Merkel distances itself from ‘Speak German at home’ idea

German chancellor Angela Merkel’s CDU party has distanced itself from a proposal by its Bavarian sister CSU party that immigrant families should be obliged to speak German at home. German media blasted the idea as discriminatory over the weekend and poked fun at the proposal. CSU secretary general Andreas Scheuer said: “The idea cited over the weekend keeps in focus that language is the key to successful integration.” Bavarian Economy Minister Ilse Aigner said that she speaks Bavarian rather than the standard German dialect at home. In the conservative Frankfurter Allgemeine Zeitung, a front-page column joked that German is foreign to many Bavarians, who speak a heavily-accented version of the language.

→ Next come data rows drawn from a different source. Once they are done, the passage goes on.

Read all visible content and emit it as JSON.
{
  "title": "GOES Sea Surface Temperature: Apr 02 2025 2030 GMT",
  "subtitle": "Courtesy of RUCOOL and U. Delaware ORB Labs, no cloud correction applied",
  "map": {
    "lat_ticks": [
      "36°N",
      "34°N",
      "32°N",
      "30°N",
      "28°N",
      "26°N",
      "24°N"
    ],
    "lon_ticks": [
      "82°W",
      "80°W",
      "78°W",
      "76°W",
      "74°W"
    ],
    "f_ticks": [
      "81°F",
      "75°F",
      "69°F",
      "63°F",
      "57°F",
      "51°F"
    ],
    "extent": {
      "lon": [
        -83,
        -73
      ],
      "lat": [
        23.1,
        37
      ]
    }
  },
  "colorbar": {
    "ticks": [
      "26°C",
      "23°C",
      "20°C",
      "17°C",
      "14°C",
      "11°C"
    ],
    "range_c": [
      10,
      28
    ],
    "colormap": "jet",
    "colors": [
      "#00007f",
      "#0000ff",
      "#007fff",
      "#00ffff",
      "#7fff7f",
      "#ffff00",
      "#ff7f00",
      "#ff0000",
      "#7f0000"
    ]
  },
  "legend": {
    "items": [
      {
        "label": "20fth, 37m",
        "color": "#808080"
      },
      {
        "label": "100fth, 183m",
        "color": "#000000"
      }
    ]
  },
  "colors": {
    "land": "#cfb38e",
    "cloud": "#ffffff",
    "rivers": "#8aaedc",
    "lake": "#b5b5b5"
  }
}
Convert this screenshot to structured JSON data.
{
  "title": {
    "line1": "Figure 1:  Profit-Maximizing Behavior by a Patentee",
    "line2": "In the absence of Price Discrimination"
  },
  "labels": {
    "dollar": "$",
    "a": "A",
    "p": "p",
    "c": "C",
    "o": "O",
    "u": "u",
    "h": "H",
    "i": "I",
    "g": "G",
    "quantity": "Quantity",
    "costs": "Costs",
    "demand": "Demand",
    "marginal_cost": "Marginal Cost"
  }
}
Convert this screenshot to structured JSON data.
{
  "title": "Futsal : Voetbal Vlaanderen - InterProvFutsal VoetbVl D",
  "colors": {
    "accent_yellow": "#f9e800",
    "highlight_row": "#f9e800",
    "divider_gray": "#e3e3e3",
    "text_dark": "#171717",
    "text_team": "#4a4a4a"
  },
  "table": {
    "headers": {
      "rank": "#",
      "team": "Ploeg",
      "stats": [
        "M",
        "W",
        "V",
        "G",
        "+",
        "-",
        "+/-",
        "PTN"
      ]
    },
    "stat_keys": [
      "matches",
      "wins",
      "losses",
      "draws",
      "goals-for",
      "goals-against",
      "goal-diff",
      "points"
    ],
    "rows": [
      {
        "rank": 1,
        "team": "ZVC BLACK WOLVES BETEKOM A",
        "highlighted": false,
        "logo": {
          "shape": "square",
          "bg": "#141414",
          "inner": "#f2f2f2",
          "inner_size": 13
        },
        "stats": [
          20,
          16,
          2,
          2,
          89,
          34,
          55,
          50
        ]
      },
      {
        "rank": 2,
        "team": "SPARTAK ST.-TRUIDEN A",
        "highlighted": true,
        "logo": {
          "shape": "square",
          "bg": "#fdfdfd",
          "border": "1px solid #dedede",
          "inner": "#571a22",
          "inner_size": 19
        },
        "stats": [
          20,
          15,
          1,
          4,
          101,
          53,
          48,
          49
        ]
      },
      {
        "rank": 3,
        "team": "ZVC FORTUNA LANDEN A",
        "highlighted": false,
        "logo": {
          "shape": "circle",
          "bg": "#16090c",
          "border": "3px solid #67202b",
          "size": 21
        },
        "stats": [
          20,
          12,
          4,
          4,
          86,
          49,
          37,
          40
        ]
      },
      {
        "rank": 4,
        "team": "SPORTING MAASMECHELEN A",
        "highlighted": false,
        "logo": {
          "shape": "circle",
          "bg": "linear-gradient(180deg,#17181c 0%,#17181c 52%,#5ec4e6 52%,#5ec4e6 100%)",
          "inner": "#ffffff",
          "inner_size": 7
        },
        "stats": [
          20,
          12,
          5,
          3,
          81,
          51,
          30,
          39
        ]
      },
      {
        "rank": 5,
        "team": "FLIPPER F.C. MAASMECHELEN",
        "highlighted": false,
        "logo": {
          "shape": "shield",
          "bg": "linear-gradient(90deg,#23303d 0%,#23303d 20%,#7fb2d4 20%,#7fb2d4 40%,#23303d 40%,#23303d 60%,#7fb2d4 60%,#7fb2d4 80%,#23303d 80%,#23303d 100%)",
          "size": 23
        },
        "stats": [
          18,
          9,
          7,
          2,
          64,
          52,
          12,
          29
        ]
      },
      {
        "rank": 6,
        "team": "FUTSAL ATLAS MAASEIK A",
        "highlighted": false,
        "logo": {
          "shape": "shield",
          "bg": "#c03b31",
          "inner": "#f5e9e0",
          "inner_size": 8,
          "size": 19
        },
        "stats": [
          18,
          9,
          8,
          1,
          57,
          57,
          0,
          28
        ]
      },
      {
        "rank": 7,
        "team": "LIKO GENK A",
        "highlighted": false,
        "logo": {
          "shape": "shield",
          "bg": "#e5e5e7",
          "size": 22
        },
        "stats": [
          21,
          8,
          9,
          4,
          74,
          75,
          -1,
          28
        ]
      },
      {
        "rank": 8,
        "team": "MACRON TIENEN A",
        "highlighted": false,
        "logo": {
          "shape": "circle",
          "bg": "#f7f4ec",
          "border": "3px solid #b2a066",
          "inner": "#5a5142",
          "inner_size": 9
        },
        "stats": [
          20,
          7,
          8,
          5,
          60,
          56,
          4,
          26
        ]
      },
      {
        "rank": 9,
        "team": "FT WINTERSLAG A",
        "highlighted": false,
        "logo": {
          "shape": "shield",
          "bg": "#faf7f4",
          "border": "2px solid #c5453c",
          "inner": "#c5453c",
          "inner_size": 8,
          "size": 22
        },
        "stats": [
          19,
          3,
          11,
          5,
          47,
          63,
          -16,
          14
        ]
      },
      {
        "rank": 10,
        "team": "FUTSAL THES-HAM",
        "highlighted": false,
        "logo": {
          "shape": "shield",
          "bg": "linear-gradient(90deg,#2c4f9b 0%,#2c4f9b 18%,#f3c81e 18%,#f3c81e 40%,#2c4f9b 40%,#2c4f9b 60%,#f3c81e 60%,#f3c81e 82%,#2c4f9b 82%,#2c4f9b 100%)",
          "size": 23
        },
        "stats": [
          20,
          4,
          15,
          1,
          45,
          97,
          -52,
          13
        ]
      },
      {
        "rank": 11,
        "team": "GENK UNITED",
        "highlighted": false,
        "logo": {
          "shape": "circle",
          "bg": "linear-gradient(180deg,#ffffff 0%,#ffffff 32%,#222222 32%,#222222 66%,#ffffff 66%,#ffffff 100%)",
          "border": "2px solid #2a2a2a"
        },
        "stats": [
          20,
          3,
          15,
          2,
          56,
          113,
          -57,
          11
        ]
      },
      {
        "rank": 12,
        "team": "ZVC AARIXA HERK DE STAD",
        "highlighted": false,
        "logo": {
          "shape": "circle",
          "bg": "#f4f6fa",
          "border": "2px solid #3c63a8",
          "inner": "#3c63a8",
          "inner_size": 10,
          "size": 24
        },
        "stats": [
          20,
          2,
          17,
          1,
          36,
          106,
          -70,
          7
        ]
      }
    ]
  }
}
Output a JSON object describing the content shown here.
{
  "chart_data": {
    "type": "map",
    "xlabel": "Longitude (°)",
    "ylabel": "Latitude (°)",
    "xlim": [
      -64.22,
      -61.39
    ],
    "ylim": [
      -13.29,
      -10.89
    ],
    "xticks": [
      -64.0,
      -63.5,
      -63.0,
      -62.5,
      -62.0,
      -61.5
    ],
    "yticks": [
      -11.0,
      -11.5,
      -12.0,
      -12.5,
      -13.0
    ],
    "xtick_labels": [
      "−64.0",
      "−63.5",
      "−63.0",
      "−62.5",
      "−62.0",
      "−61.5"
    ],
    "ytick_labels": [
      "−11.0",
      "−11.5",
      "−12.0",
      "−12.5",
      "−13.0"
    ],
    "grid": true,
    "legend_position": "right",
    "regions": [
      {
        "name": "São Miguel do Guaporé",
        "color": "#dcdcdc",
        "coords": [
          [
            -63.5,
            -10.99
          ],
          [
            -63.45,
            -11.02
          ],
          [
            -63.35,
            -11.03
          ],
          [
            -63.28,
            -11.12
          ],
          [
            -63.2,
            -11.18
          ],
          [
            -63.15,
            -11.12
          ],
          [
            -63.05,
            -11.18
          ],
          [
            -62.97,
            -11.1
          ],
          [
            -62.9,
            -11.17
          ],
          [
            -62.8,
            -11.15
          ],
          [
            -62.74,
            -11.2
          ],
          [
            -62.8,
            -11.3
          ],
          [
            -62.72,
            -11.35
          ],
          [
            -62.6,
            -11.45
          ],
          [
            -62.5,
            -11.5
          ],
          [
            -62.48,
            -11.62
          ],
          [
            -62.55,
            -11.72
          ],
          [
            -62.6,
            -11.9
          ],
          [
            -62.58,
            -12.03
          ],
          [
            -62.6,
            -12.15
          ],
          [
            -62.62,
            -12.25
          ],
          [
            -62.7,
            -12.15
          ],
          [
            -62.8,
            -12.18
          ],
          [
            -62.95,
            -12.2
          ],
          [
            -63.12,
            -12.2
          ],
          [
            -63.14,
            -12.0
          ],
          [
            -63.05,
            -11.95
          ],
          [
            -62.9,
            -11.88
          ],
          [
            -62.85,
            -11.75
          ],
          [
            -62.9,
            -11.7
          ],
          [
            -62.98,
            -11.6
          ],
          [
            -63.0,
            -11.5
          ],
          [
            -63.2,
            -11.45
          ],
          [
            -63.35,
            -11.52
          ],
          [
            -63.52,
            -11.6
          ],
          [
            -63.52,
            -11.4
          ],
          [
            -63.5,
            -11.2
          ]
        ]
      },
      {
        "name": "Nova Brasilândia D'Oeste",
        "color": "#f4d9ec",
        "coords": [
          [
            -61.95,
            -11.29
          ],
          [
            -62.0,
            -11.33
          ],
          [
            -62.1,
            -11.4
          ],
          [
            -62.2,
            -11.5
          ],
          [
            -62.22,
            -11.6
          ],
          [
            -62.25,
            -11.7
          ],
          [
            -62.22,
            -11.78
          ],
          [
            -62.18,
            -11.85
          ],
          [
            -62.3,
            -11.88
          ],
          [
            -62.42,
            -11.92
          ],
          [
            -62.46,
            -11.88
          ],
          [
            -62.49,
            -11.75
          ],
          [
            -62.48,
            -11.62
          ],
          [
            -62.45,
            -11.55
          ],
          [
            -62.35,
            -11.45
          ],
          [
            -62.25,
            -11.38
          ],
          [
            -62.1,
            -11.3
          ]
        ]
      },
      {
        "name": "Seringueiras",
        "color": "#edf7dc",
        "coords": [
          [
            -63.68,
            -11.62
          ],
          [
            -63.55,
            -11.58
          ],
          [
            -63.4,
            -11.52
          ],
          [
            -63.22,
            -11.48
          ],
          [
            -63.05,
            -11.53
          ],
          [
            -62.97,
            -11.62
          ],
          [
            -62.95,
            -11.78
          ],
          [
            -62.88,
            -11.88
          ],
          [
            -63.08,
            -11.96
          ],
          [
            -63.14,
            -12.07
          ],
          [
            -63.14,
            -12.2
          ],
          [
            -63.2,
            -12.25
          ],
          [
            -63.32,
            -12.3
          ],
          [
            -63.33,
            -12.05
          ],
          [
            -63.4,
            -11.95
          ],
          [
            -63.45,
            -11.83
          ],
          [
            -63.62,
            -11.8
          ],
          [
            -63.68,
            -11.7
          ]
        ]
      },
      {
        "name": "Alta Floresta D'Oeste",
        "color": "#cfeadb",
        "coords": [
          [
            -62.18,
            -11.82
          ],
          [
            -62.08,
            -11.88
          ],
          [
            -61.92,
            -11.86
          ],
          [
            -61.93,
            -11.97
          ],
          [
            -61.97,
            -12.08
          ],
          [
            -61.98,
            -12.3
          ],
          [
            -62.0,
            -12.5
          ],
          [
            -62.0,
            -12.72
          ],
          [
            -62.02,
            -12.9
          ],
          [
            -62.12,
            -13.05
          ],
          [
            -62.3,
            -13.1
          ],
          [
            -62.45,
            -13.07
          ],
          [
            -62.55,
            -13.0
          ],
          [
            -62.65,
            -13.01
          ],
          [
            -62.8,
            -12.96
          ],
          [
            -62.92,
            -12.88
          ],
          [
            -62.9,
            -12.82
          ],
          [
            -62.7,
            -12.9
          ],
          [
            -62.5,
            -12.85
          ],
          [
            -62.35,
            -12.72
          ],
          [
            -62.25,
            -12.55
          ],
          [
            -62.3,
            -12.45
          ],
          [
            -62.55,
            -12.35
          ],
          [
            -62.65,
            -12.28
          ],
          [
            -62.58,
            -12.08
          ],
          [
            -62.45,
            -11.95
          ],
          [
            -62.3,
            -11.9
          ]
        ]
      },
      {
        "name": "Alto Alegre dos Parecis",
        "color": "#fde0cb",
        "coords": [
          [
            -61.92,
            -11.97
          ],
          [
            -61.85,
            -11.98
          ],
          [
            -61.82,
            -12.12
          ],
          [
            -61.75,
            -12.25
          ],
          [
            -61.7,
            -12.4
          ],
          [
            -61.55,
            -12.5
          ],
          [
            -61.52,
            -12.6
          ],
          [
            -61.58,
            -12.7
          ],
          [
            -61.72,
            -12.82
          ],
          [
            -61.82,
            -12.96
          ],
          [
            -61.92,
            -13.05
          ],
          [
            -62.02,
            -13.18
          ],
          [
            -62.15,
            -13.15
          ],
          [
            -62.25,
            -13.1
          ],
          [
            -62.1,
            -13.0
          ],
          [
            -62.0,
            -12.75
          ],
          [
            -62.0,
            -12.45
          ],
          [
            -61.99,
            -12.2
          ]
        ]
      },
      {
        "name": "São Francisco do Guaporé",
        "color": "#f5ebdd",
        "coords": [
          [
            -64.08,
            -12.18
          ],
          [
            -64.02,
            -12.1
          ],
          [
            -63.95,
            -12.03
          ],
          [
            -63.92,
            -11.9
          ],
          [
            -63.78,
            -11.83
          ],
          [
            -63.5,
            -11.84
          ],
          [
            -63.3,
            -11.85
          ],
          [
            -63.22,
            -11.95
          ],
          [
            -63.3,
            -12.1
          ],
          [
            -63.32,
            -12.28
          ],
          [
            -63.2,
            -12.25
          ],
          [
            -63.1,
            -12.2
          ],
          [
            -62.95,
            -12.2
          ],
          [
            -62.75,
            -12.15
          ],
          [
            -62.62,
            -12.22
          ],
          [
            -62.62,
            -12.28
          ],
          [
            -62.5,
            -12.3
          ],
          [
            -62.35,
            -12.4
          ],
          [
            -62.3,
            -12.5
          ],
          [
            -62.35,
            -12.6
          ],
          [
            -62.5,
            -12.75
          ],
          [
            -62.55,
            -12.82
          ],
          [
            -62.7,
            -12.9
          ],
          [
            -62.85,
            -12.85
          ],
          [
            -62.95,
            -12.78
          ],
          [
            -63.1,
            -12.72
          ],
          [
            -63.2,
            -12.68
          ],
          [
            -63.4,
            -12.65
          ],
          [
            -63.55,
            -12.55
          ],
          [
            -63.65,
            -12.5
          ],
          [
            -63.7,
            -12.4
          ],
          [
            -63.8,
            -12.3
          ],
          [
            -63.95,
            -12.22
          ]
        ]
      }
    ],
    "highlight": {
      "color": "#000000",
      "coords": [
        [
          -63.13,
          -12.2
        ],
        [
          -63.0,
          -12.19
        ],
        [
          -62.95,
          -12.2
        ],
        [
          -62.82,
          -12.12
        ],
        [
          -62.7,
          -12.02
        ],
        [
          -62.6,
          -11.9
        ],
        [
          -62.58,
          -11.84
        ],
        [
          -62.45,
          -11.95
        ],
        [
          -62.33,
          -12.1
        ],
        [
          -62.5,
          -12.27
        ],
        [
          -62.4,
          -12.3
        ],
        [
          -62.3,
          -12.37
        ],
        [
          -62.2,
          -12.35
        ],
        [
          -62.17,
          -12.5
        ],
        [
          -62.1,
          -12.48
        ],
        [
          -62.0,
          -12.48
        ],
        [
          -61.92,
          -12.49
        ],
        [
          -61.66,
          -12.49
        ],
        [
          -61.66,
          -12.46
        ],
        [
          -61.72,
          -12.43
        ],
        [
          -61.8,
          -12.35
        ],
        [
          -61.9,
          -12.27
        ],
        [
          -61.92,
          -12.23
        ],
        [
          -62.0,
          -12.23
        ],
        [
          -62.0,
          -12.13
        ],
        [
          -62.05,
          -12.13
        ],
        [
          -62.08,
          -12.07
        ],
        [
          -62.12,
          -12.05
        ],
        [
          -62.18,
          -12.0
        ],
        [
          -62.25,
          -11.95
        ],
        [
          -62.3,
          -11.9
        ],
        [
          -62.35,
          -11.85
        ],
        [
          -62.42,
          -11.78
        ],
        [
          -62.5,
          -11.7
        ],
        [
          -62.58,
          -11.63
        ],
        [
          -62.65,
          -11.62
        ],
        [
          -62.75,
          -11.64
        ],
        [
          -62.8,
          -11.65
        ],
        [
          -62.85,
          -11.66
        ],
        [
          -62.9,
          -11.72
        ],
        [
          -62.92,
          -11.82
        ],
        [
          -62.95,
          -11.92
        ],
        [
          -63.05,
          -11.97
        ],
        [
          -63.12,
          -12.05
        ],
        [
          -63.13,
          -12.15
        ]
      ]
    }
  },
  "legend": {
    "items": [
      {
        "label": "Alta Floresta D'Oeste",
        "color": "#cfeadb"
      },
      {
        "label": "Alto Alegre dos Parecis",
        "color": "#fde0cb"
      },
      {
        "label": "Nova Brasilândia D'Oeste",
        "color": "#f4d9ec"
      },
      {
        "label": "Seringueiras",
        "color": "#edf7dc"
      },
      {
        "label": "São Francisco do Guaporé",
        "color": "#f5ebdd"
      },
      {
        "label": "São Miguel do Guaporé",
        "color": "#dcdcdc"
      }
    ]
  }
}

Peter Tauber, a politician from Merkel’s conservative party tweeted: “It’s none of the politicians’ business whether I speak in Latin or Klingon at or in a local accent at home.” “This is not part of the coalition agreement and is not government police,” Merkel’s spokesman Stefan Seibert told a news conference when asked about the CSU proposal. However, he added that the government considered the ability to speak the German language is a key for the integration of immigrants and their success in school and at work. The proposal is a response to a sharp rise in immigration to Germany, Europe’s largest economy, driven by arrivals from eastern EU member states and asylum seekers fleeing the war in Syria.